In the article catastrophe, the author, Cristiana Giordano, highlights the downsides of declaring the migrant crisis an emergency. While this addresses pressing mainstream ideas, it often ignores larger underlying problems such as what happens after refugees safely make it into a new country. The short video, “My Escape From Syria” sheds light on the author’s point. The video follows the journey of two Syrian refugees as they make their way to Germany. It is a filmed in a documentary style. The video shows the dangers and risks associated with fleeing Syria. One of the messages that became very clear after watching the documentary was the uncertainty and fear that surrounded the trip. While the video is an excellent source of information and education on the refugee crisis and push factors to emigration, it does not cover the aftermath of the journey at all.
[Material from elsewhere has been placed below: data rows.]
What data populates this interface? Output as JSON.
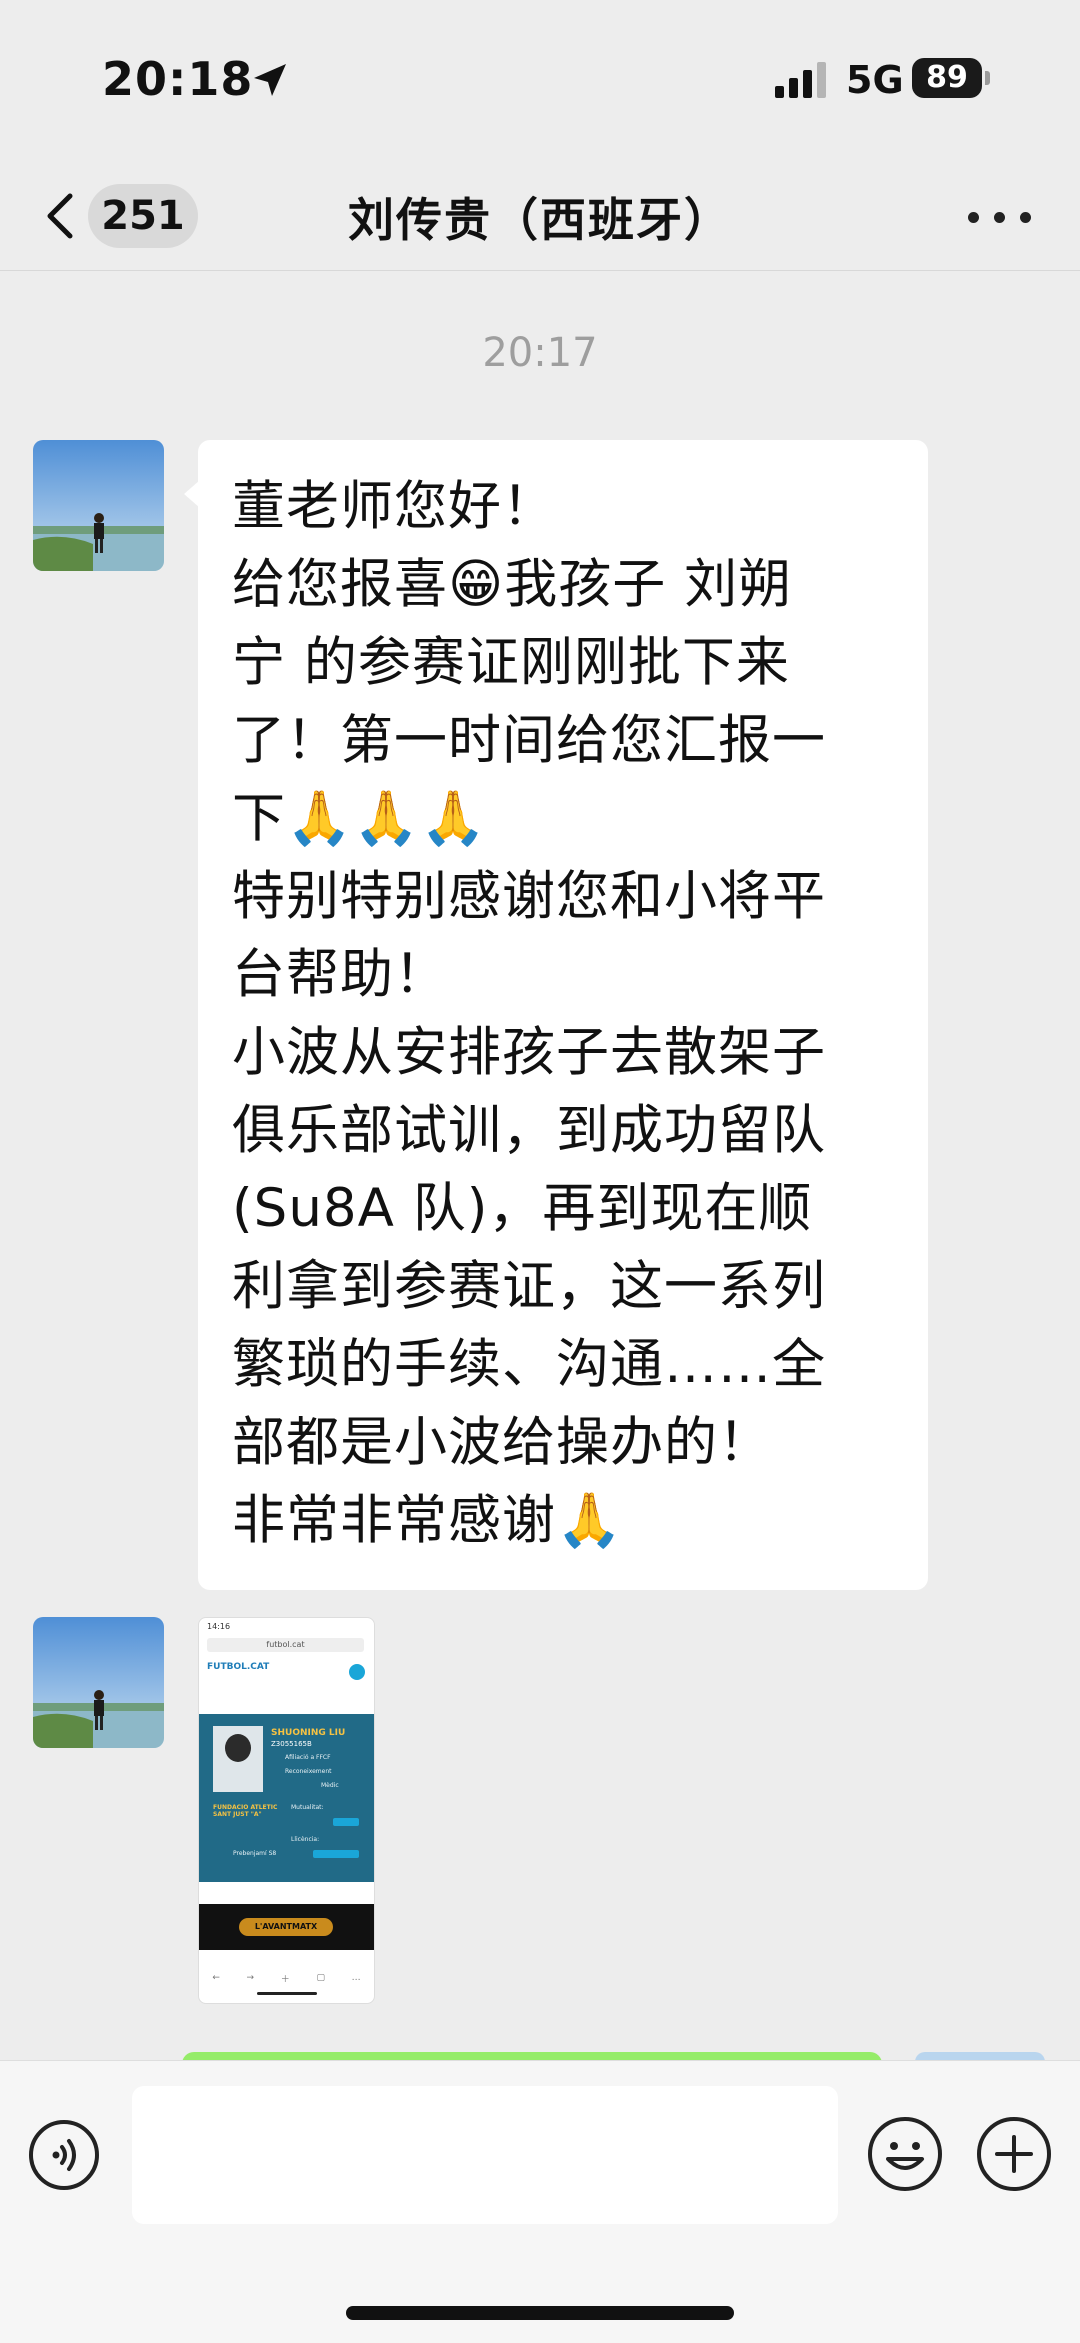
{
  "status_bar": {
    "time": "20:18",
    "network": "5G",
    "battery": "89"
  },
  "header": {
    "unread_count": "251",
    "title": "刘传贵（西班牙）"
  },
  "chat": {
    "timestamp": "20:17",
    "message_lines": [
      "董老师您好！",
      "给您报喜😁我孩子 刘朔",
      "宁 的参赛证刚刚批下来",
      "了！第一时间给您汇报一",
      "下🙏🙏🙏",
      "特别特别感谢您和小将平",
      "台帮助！",
      "小波从安排孩子去散架子",
      "俱乐部试训，到成功留队",
      "(Su8A 队)，再到现在顺",
      "利拿到参赛证，这一系列",
      "繁琐的手续、沟通……全",
      "部都是小波给操办的！",
      "非常非常感谢🙏"
    ],
    "image_thumbnail": {
      "status_time": "14:16",
      "url": "futbol.cat",
      "site_name": "FUTBOL.CAT",
      "player_name": "SHUONING LIU",
      "player_id": "Z3055165B",
      "affiliation": "Afiliació a FFCF",
      "recognition": "Reconeixement",
      "medical": "Mèdic",
      "club": "FUNDACIO ATLETIC SANT JUST \"A\"",
      "mutualitat": "Mutualitat:",
      "category": "Prebenjamí S8",
      "licencia": "Llicència:",
      "banner": "L'AVANTMATX"
    }
  },
  "colors": {
    "background": "#ededed",
    "bubble_white": "#ffffff",
    "bubble_green": "#95ec69",
    "timestamp_gray": "#9e9e9e"
  }
}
Giordano makes a valid point when she brings up the lack of awareness in the “ordinary” hardships of refugees following their arrival. Even the Syrian refugees themselves do not cover their next steps in the documentary following their arrival in Germany. As Naaem says, coming to Germany was his dream. Every step was taken towards reaching a new country. But beyond this, there is overwhelming uncertainty. While deeming the refugee crisis an emergency has undeniable benefits for humanitarian relief, it is important to acknowledge other aspects of the problem. Perhaps finding insurance or a job or learning a language is not as immediately pressing as the rickety boats and danger of drowning at sea as shown in the video. However, it is the ordinary factors that will persist and ultimately affect one’s quality of life for the long term.